The success of Wandy Rodriguez, Bud Norris, J.A. Happ and Livan Hernandez will depend largely on a factor common to each pitching staff: namely, run support. They’re not expected to get much of that with a lineup featuring Cust, Lowrie, Jose Altuve, Brian Bogusevic, Brett Wallace and Chris Johnson. Lee will once again be the source of most of the power, unless the club trades his huge salary at some point in the season.

Jason Castro will be behind the plate after missing last season due to leg problems. He’s not likely to contribute much with the bat, and neither are Snyder nor Humberto Quintero.

The Payoff: The MLB futures betting has Houston at the very bottom of the pack; even the sad-sack Mets and Mariners have a better shot of winning something, anything, than the “Last-stros.” If they do get out of the gate quickly, their lack of depth and dearth of talent will ensure any momentum they build will quickly stop, resulting in another season of humility.

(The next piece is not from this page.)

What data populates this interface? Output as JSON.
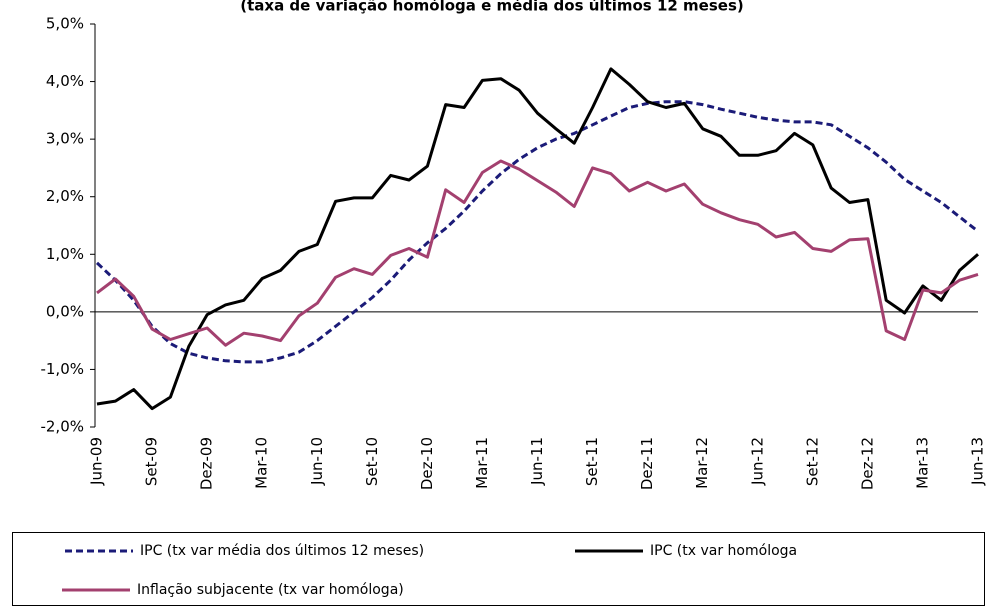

UPDATE: After this preview was posted, the Astros traded Quintero and speedy utility outfielder Jason Bourgeois to the Kansas City Royals for minor-league lefthander Kevin Chapman and a player to be named later. The Royals obtained the 32-year-old Quintero after their own starting catcher, Salvador Perez (recently signed to a five-year deal) had surgery on his left knee and is expected to be out until at least June 15.